Agaknya, warga lain tidak ambil pusing juga dengan celoteh Pak JK. Sekali ini, dia harus mendapat pelajaran. Harus ada sanksi sosial terhadapnya. Kucing-kucingnya telah menjadi sumber masalah yang tak juga usai di lingkungan RT. Herannya, Pak JK merasa memiliki kebenaran sendiri dan ia menutup kuping dengan omongan orang banyak.
Tahi kucing.
Tahi kucing menjadi pemicu hubungan yang dingin antara Pak Daljuli dengan Pak JK. Rumah mereka bersebelahan dan hanya dibatasi oleh pagar pohon tehtehan yang setinggi pinggang orang dewasa. Namanya saja kucing, mereka tidak tahu batas milik majikannya atau bukan. Semua dianggap sama. Pekarangan dan Rumah Pak Daljuli dianggap seperti milik tuannya, si Pak JK itu.
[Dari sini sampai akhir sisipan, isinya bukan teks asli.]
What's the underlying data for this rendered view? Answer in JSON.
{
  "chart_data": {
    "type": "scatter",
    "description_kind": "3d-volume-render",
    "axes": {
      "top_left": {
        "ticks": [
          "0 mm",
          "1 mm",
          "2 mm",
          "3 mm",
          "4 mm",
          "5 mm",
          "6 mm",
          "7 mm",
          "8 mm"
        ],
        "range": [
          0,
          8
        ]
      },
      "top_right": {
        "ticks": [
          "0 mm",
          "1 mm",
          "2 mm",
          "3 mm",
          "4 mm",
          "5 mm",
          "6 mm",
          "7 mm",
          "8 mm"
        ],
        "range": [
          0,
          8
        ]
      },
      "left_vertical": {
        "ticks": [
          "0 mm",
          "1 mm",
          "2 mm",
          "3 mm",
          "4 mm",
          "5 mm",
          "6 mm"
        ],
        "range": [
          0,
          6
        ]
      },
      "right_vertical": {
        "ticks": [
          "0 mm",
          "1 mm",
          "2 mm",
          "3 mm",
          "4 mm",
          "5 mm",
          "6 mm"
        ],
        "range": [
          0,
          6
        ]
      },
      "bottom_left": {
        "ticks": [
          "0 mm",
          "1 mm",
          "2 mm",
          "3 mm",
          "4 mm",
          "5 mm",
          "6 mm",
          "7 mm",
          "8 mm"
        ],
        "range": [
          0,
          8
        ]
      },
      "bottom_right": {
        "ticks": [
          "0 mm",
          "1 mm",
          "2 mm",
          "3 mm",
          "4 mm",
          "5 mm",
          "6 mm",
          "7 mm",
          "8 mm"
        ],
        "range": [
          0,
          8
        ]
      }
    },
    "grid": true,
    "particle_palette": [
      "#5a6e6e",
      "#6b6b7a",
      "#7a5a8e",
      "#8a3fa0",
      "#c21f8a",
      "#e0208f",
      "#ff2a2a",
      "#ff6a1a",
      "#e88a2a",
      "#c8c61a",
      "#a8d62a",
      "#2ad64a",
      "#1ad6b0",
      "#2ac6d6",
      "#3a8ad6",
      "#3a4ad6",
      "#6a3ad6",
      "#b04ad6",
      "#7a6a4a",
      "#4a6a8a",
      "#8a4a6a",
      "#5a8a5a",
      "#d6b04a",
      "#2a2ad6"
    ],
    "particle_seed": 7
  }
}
Mmm, asal tahu saja, ya. Pak Daljuli inilah yang pertama kali menamai lelaki itu dengan sebutan Pak JK. Maksudnya “Juragan Kucing”. Candaan kecil itu ternyata bergaung seantero RT, bahkan ke penjuru kampung. Dan akhirnya julukan itu disematkan seperti lencana. Dan Pak Kumoro, si lelaki ini agaknya menerima saja dirinya di panggil Pak JK. Menurutnya, itu bisa menandai kesejajarannya dengan Pak Jusuf Kalla.
Tahi kucing kerap kali ada di halaman depan, utamanya yang ada pasir atau tanah. Kadang di samping rumah, dekat jendela ruang makan. Atau malah. Kucing-kucing membuang kotorannya di talang cor rumah Pak Daljuli. Waduh, tetangga mana yang harus berdiam diri terus-menerus. Tahi kucing tak ubahnya dengan teror. Baunya membikin heboh seisi rumah. Belum tentu, tahi itu mudah dicari. Jika begini, Pak Daljuli hanya bisa mengomel: Sompreeeeet, tahi kucing!
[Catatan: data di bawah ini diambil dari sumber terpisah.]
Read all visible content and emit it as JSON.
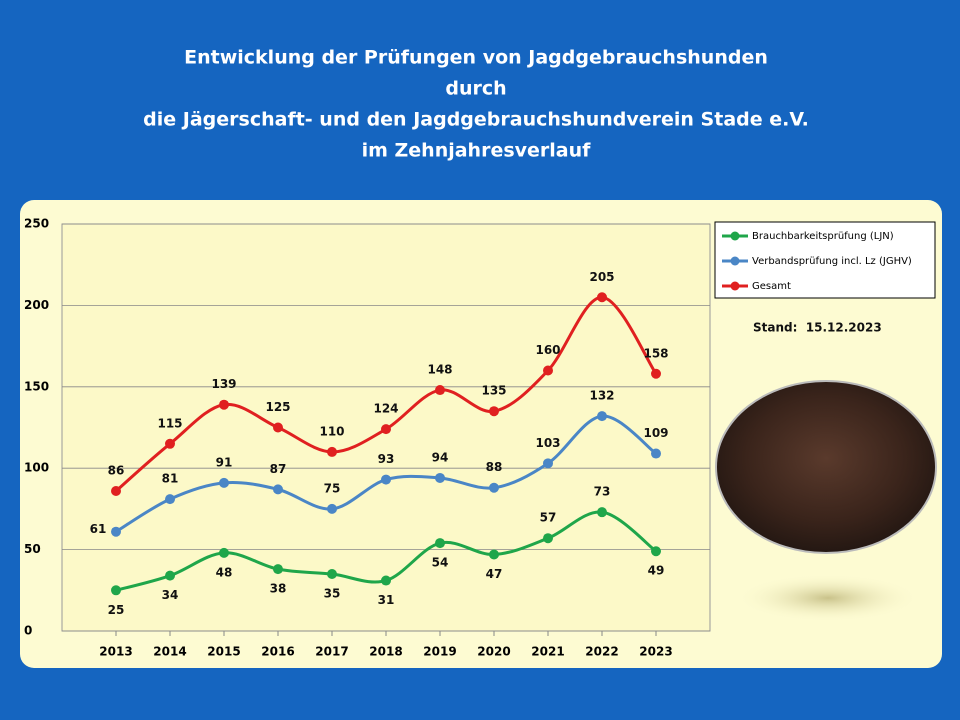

Saking jengkelnya, suatu hari Pak Daljuli mengumpulkan tahi kucing itu ke dalam plastik. Dengan masker menutup separuh wajah, ia menyusuri pekarangan dan atap rumah. Lumayan, batinnya, dapat banyak. “Saya akan balas, Pak JK!”
Malam hari, satu kantong plastik itu ia lempar ke pekarangan Pak JK. Lebih tepat ke halaman depan rumah. Ditunggu-tunggu, keesokkan harinya, ternyata tidak ada reaksi.
“Mungkin hidung Pak JK sudah kebal. Padahal plastiknya nggak diikat. Kemungkinan, kotorannya berserakan!” Ia bercerita pada tetangganya suatu ketika.
Pak Daljuli bicara dengan keanggunan lelaki paruh baya. “Mohon maaf, Pak JK. Saya dan keluarga sudah muak dengan bau tahi kucing. Selera makan kami hilang. Mestinya, Bapak mengajari mereka, biar BAB-nya tidak di tempat tetangga!”
Pak JK tidak menanggapi langsung. Ia hanya mendengarkan. Mengarahkan wajahnya pada pengadu malam itu. Tapi, dibalik diamnya, ia merasa mulai dipojokkan. Dan itu melukai harga dirinya sebagai penyayang binatang. “Dasar, orang udik. Binatang itu butuh kasih sayang. Kalau bukan orang seperti saya, siapa lagi. Kenapa nggak mau belajar seperti orang barat. Mereka penyayang binatang. Anjing bisa di tempat tidur, bareng! Uh, di sini, tahi kucing sudah dijadikan delik aduan. Kampungan!” Tapi Pak JK bicaranya di dalam hati, sambil menghisap kretek Djie Sam Soe dalam-dalam.
Genting Nggelosor.
Rumah sebelah kanan Pak JK adalah keluarga Pak Sumeri. Pegawai pengairan kabupaten. Apesnya, setiap musim hujan, rumahnya kerap kali terairi dari curahan langit. Ihwalnya bukan karena rumahnya tak beratap, tetapi genting-genting rumah banyak yang nggelosor, turun tidak nyantol di reng.
Dugaan yang paling akurat, itu disebabkan oleh kucing Pak JK. Dan Pak Sumeri sangat meyakini hal itu. Bagaimana tidak. Serombongan kucing sering berkeliaran. Pagi, siang bahkan malam. Mereka berkejaran, tidak saja di pekarangan tapi sudah ke atap rumah.